Again, with limited visuals, it is difficult to decipher what H-D is using for suspension, but I would assume an off-the-rack Showa manufactured fork and shock combo. The bike has an overall nice stance, and the front fork has plenty of visual travel length and I really hope it has some adjustment. From the looks of the fork, I do not see the screw-type preload up top. Let's pray it is a big piston fork with adjustment. This bike deserves to a great handler, especially when it starts going head-to-head with other brands.
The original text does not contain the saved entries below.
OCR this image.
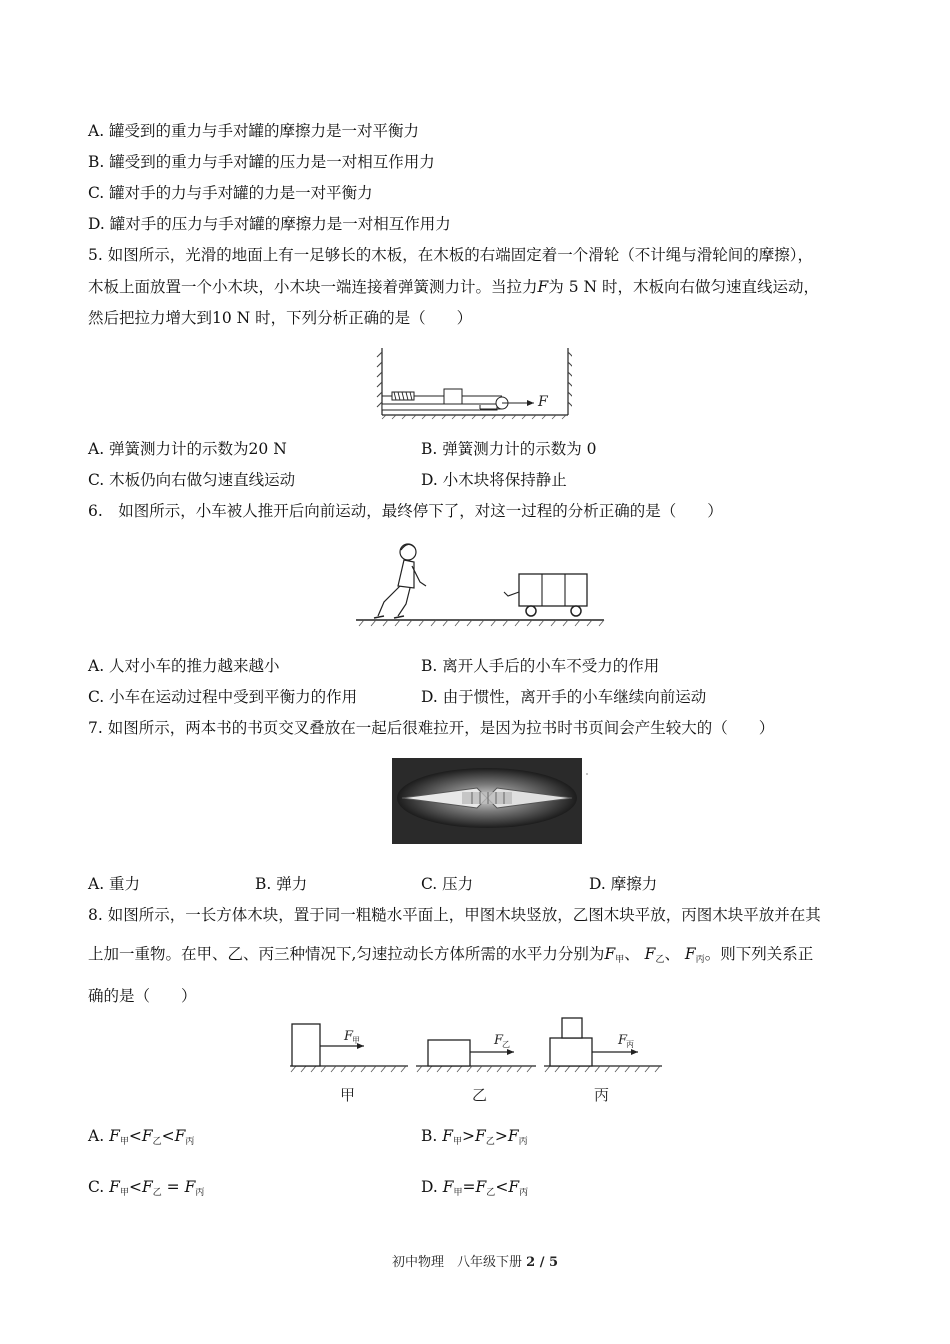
A. 罐受到的重力与手对罐的摩擦力是一对平衡力
B. 罐受到的重力与手对罐的压力是一对相互作用力
C. 罐对手的力与手对罐的力是一对平衡力
D. 罐对手的压力与手对罐的摩擦力是一对相互作用力
5. 如图所示，光滑的地面上有一足够长的木板，在木板的右端固定着一个滑轮（不计绳与滑轮间的摩擦），
木板上面放置一个小木块，小木块一端连接着弹簧测力计。当拉力F为 5 N 时，木板向右做匀速直线运动，
然后把拉力增大到10 N 时，下列分析正确的是（　　）
F
A. 弹簧测力计的示数为20 N	B. 弹簧测力计的示数为 0
C. 木板仍向右做匀速直线运动	D. 小木块将保持静止
6.　如图所示，小车被人推开后向前运动，最终停下了，对这一过程的分析正确的是（　　）
A. 人对小车的推力越来越小	B. 离开人手后的小车不受力的作用
C. 小车在运动过程中受到平衡力的作用	D. 由于惯性，离开手的小车继续向前运动
7. 如图所示，两本书的书页交叉叠放在一起后很难拉开，是因为拉书时书页间会产生较大的（　　）
A. 重力	B. 弹力	C. 压力	D. 摩擦力
8. 如图所示，一长方体木块，置于同一粗糙水平面上，甲图木块竖放，乙图木块平放，丙图木块平放并在其
上加一重物。在甲、乙、丙三种情况下,匀速拉动长方体所需的水平力分别为$F_甲$、 $F_乙$、 $F_丙$。则下列关系正
确的是（　　）
F
甲
甲
F
乙
乙
F
丙
丙
A. $F_甲<F_乙<F_丙$	B. $F_甲>F_乙>F_丙$
C. $F_甲<F_乙 = F_丙$	D. $F_甲=F_乙<F_丙$
初中物理　八年级下册 2 / 5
#4 Body Style- The Harley-Davidson Bareknuckle is what I imagine the Shakespearean love child between a Ducati Monster 1200R and an H-D XR1200X would turn out to be. The "Streetfighter" look is simplified down to a few design elements: muscular tank, exposed engine, single headlight, bars with a slight bend and a minimalist tail section. For me, the Bareknuckle fits that category well and overall looks like a riot to ride. The traditional V-Twin engine is great to look at, and even better to listen to when giving it hell. I really like the tank, it gives off an angular, muscular look, and looks to have deep, cut-in knee pockets for complete control of the bike when leaned over. Overall, I like the lines of this bike. Even the blunt tail section does it for me and just screams muscle bike. Stylistically, I believe the Motor Company has executed a great example for those shopping in the naked sport segment and with aftermarket parts guaranteed to become available, riders will be able to strip down or build up this Streetfighter to become more practical or more wicked.
#5 Vs. Other Brands- This is going to be the true market test. The naked sport bike segment in the motorcycle market is stacked with serious heavy hitters, all with defining characteristics in the power, performance, electronics and style department. While I applaud Harley-Davidson for stepping way out of their box, time will tell if the new (to H-D) bike segments will reach new riders or riders loyal to already established sport brands. Will this alienate the core H-D rider? There are many questions left unanswered about Harley's new bikes, about performance, technology, and price, but one thing is for sure, I want to ride it.